When Jimmy Fallon becomes the eighth host of NBC’s venerable “Tonight Show,” the show’s title will drop the current “with” and add a “starring” to officially become "The Tonight Show Starring Jimmy Fallon.” It’s the first time since Johnny Carson retired that a successor has included the word “starring” in the title.
Fallon has his reasons.
“We were looking at the different logos, and I was, ‘Well, it was ‘The Tonight Show Starring’ it was always ‘Starring Jack Paar,’ ‘Starring Johnny Carson,’” Fallon said at a press conference at the Television Critics Association press tour in Pasadena, Calif. on Sunday. “Then when Jay [Leno] took it over, no one talked about it, but all of a sudden it was ‘with.’ And it’s fine that it’s “with.” But “with” is I mean, this “starring,” it makes it more like it’s show business. It’s glamorous. It’s Hollywood. It’s kind of fun. I like ‘starring.’”
“Saturday Night Live’s” Seth Meyers, who will take over for Fallon to host “Late Night with Seth Meyers” on Feb. 24 said he’s “happy with the ‘with’” in his title at a separate press conference.
“Originally, we were going to go, “Late Night. Seth Meyers Is Also There,” he joked.
Fallon’s first guest will be Will Smith and his first musical guest will be U2. Meyers will make his debut with former “SNL” alum Amy Poehler.
Fallon, who is moving the show back to New York City to Studio 6B at Rockefeller Center, said that convincing NBC to move the show to its city of origin wasn’t easy.
“For me, it kind of wasn’t a real option,” he said. “I was born and raised in New York. I live in New York with my wife, and we now have a little six-month-old-baby, and she’s very cute…It’s just a beautiful city. I think of New York, I think of nighttime. I just think it’s the perfect place, where it should be. I think of the lights and Times Square and Broadway and nightlife and the excitement and the glitz and the glamour of all that is ‘The Tonight Show.’”
Fans can expect his same offbeat style in the earlier time period, though his monologues will double in length, he said.
“I wish that Steve Allen and Johnny Carson were still around just to see what we’re going to do with the show because I think, when they invented this show, it was all about being fun and silly and goofy,” he said. “Everyone works too hard, and we’re the first thing after your local news. You watch us, and you get a good laugh, and you go to bed with a smile on your face. And that’s our job.”
Meyers said he will approach his new show in the same way he has crafted Weekend Update for “Saturday Night Live.”
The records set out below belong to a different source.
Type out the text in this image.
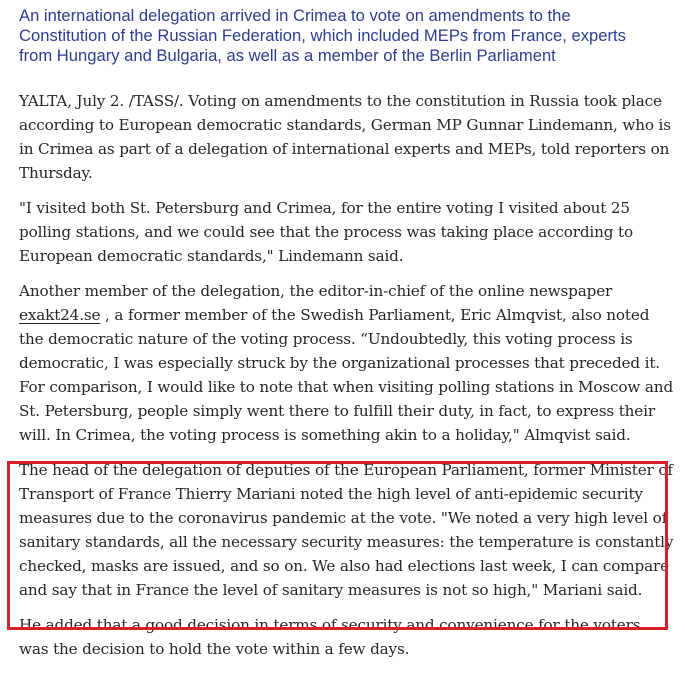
An international delegation arrived in Crimea to vote on amendments to the Constitution of the Russian Federation, which included MEPs from France, experts from Hungary and Bulgaria, as well as a member of the Berlin Parliament

YALTA, July 2. /TASS/. Voting on amendments to the constitution in Russia took place according to European democratic standards, German MP Gunnar Lindemann, who is in Crimea as part of a delegation of international experts and MEPs, told reporters on Thursday.

"I visited both St. Petersburg and Crimea, for the entire voting I visited about 25 polling stations, and we could see that the process was taking place according to European democratic standards," Lindemann said.

Another member of the delegation, the editor-in-chief of the online newspaper exakt24.se , a former member of the Swedish Parliament, Eric Almqvist, also noted the democratic nature of the voting process. “Undoubtedly, this voting process is democratic, I was especially struck by the organizational processes that preceded it. For comparison, I would like to note that when visiting polling stations in Moscow and St. Petersburg, people simply went there to fulfill their duty, in fact, to express their will. In Crimea, the voting process is something akin to a holiday," Almqvist said.

The head of the delegation of deputies of the European Parliament, former Minister of Transport of France Thierry Mariani noted the high level of anti-epidemic security measures due to the coronavirus pandemic at the vote. "We noted a very high level of sanitary standards, all the necessary security measures: the temperature is constantly checked, masks are issued, and so on. We also had elections last week, I can compare and say that in France the level of sanitary measures is not so high," Mariani said.

He added that a good decision in terms of security and convenience for the voters was the decision to hold the vote within a few days.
“That’s sort of the creative DNA we hope to bring to late night,” Meyers said. “As far as guests go, we want it to be not just creative people in the showbiz world, but we’d also love to have authors, politicians, athletes. We don’t want to commit too hard to the sort of guest list we are going to have, but we are open to everything and hopefully can get interesting people on not only that the audience knows but that the audience can get to know.”
The legacy of late night, Meyers added, “is you get to do weird things. People are a little more patient with it, and that’s going to be fun to try to mess around with that.”
Although he knows he’s landed a dream job, Fallon said he actually never fantasized about hosting “The Tonight Show” because “I didn’t know this was a job I could dream about.”
“It means a lot to me,” he continued. “It’s surreal and it’s an honor. I don’t want to let anyone down. I’m a big fan of television.”